Lilacs arrived in the early spring and those hardy shrubs filled spring with its delicate scent and profusion of blooms - white and purple.


When Auntie and Uncle got married in 1905, they came to Texas on their honeymoon - and Joye gave me a picture of them taken in Beaumont, sitting in a fine looking buggy  - and they were a good-looking young couple. 

They moved to Palestine, Texas in 1929 - probably from Mexia in Limestone County.  At one time, Uncle had a filling station, and Frank worked in it after school.  I've forgotten who told me that.  He next had a grocery store.  Uncle's Grocery Store,"Sandefur's Grocery" store was located at 601 West Reagan Street, Palestine, according to the 1937-1938 Palestine City directory.  Their residence was in the Southview Addition.  Ten years later in the 1947-1948 city directory, both addresses remained unchanged.


E. E. Sandefur Rites Wednesday
Obituary from the Palestine Daily Herald,
Tuesday, June 22, 1954



             Funeral services for E. E. Sandefur, 68, will be held in the Bailey Funeral Chapel at 6 p.m. Wednesday with the Rev. Morris House, pastor of First Methodist Church, officiating. 

Burial will follow in New Addition Cemetery.

            Mr. Sandefur died at 7:15 p.m. Monday in Memorial Hospital, following an illness.

             Born in Beaver Dam, Kentucky, he came to Palestine to make his home in 1929.  He had operated Sandefur Grocery Store here for the past 19 years.

            Pallbearers will be Fred Rogers, J. D. Glenn, Lacy Kendrick, Robert Bristow, Bill Presley, O. R. Williams, Weldon Bynum and Ed Lockey.

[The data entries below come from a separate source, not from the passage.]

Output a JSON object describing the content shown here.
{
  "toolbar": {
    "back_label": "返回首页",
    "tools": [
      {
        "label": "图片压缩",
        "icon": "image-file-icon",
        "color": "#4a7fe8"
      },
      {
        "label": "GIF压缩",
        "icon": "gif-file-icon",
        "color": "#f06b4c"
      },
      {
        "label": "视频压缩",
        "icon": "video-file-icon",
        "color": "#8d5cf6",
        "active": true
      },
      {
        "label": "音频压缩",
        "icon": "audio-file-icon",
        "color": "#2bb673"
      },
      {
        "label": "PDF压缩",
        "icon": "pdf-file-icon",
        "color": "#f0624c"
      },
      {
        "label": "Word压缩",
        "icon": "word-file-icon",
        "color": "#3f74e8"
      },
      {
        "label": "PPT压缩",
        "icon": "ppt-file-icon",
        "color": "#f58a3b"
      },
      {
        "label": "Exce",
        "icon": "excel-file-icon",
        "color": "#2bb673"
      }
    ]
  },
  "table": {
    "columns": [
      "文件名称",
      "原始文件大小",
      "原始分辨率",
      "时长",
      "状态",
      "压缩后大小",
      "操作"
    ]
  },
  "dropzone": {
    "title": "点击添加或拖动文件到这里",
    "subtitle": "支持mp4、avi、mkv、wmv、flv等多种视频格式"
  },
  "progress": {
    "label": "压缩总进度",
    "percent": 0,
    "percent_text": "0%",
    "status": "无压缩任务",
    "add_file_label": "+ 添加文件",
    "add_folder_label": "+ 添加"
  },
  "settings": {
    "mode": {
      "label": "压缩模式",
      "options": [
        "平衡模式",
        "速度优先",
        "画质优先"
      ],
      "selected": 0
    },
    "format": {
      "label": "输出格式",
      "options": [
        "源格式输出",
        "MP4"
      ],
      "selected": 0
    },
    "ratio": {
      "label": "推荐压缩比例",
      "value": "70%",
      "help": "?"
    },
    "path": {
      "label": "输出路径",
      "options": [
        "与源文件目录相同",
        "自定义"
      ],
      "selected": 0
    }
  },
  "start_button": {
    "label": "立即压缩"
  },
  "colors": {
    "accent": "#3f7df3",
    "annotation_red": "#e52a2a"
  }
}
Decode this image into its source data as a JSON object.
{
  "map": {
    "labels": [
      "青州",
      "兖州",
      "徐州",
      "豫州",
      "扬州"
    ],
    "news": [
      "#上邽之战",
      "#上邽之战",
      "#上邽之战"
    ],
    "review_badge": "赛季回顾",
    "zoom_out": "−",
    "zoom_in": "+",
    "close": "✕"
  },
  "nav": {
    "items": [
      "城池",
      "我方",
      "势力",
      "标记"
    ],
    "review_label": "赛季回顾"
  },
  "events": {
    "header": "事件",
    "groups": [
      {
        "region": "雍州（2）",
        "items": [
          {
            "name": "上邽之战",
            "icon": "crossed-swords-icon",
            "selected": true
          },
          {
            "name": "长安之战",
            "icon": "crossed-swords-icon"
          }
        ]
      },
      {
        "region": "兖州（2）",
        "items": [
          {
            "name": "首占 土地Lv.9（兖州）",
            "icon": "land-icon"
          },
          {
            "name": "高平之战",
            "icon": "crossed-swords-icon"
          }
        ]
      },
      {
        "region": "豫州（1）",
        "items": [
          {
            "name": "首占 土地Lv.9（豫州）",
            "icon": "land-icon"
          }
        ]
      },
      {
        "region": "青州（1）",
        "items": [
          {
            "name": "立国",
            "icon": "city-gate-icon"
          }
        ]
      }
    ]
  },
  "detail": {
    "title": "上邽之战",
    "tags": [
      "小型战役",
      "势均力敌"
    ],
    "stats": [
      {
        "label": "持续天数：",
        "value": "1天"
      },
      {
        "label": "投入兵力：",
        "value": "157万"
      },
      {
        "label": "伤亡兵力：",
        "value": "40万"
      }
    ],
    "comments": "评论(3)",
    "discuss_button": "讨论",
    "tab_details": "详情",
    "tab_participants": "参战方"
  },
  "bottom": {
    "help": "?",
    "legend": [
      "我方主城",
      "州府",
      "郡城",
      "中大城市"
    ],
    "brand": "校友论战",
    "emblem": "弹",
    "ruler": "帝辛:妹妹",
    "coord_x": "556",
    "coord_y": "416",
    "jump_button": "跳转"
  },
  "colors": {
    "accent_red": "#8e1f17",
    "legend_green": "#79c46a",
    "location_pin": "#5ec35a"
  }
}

            Survivors include his wife; one daughter, Mrs. Frank Moore of Palestine; three brothers, C. W. Sandefur of Mexia, Adrian Sandefur of Pasadena, Calif., and John Sandefur of Alamosa, Colo; and one sister, Mrs. Virginia Taylor of Beaver Dam.

Mrs.  Sandefur
Obituary from The Palestine Daily Herald,
Wednesday, July 9, 1975

                                             Mrs. Sandefur
Mrs. Mary Elizabeth Sandefur of Palestine, died Tuesday morning in a local hospital following a long illness.

Funeral services will be held in Bailey Memorial Chapel at 2 p.m. Thursday with the Rev. Jim Crawford officiating.  Burial will be in New Addition Cemetery.

Pallbearers will be J. D. Glenn, W. A. Fuller, Jr., Robert Bristow, Weldon Bynum, Herbert Schuler and David Dial.

Mrs. Sandefur was born May 10, 1885 in Ohio County, Kentucky, to James T. and Sarah Sanders Smith.  She had resided in Palestine for the past 46 years and was preceded in death by her husband, Everett E. Sandefur, on June 21, 1954.  Mrs. Sandefur was a long standing member of the First United Methodist Church and Women's Society of Christian Service.

Survivors include one daughter, Mrs. Frank Moore of Palestine; three sisters, Mrs. J. N. Cox of New Summerfield, Mrs. Della Taylor of  Beaver Dam, Ky., and Mrs. Roy T. Stewart of Cromwell, Ky.; two brothers, Ellis Smith and H. X. Smith, both of Cromwell, Ky. and several nieces and nephews.